Aku menimbang-nimbang apa yang harus kulakukan saat melihat seorang teman lelaki bertubuh gemuk yang sedang tersedu-sedu sambil bergulung bak tenggiling, berjalan pergi atau tetap disini, memanggil guru atau mengacuhkannya, menghiburnya … tapi bagaimana caranya? 

Maka kuputuskan untuk tetap berdiri mematung tanpa berkata-kata. Beberapa siswa yang masuk ke dalam toilet memandang kami dengan aneh, tapi tak ada yang berkata apa-apa. Sekarang aku jadi penjahatnya. 

Tak lama kemudian, Yobi mengusap air mata dan ingusnya dengan lengan. Tampaknya ia sudah selesai menangis, jadi aku berjongkok di sebelahnya.

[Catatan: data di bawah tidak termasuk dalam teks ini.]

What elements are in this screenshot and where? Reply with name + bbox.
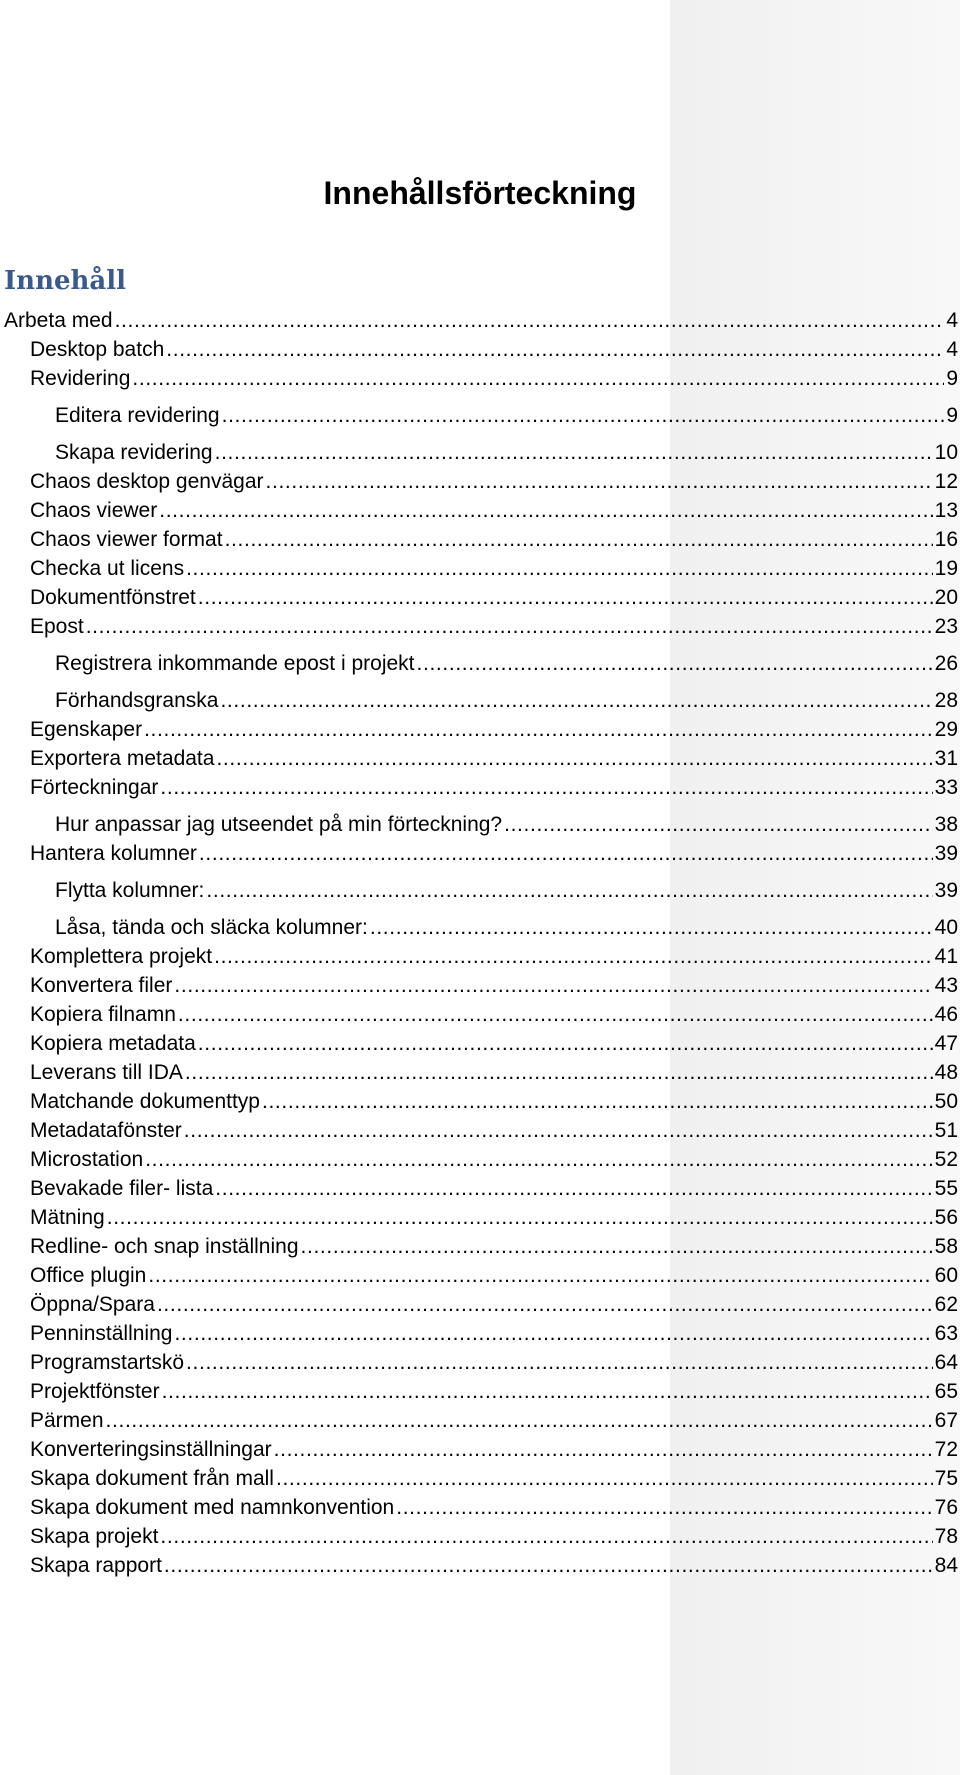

Tangisannya sedikit banyak menarik simpatiku. Aku memutuskan untuk membantunya, "aku mengerti sekarang. Tablet itu seberharga itu buatmu. Jadi aku akan membantumu mendapatkannya kembali, jika kau mau." 

Aku berbohong. Sebenarnya aku hanya tertarik untuk mencari tahu apa yang ada di dalam tablet itu.


***

Pada saat istirahat siang aku mengajak Yobi untuk menemui Cherwoni di perpustakaan. Aku segera menyesali tindakanku itu, karena ketika Yobi melihat Cherwoni dengan wajah tanpa penutup mata, ia segera terpesona. Padahal tidak lebih dari lima detik. Cherwoni menutup kembali sebelah matanya yang berwarna serupa batu rubi saat melihat kedatangan kami. Meski begitu saat kami telah duduk berhadapan dengan Cherwoni pun mulut Yobi masih terbuka menganga. Rupa-rupanya ia terkesima seakan telah melihat seorang bidadari turun dari surga. Otomatis aku mengeplak kepalanya dengan keras agar ia tersadar kembali. Ia mengaduh.

"Jadi apa yang kita lakukan disini?" tanya Panca yang duduk di sebelah kiriku. Entah mengapa Panca juga mengikuti kami.

"Siapa yang mengajakmu kemari?" balasku dengan ketus.

"Aku sendiri yang mengajak diriku sendiri," tuturnya dengan bangga.

"Kenapa?"

"Karena kelihatannya menyenangkan." Panca meringis lebar.

Aku memutar bola mata. Jadi sekarang di sebelah kananku ada si Gemuk yang genit, di kiriku si Tukang Ikut Campur yang tidak diundang, dan baru saja duduk di sebelah Cherwoni si Kacamata yang menyebalkan. Aku menghela napas panjang. Saat aku melihat pada Cherwoni, air mukanya menunjukkan ia sedang gelisah.

"Panca, bisakah kau pergi? Angga juga, bacalah di meja yang lain. Dan Yobi berhenti memelototinya! Dia bukan etalase makanan! Kalian semua membuat Cherwoni tidak nyaman," omelku sambil menunjuk pada Cherwoni yang hanya menunduk ke bawah.

"Ka-kau juga! Semua tolong pergilah dari sini." Suara Cherwoni melengking. Melihatnya yang salah tingkah cukup menggemaskan. Mungkin dia tidak suka berada di kerumunan.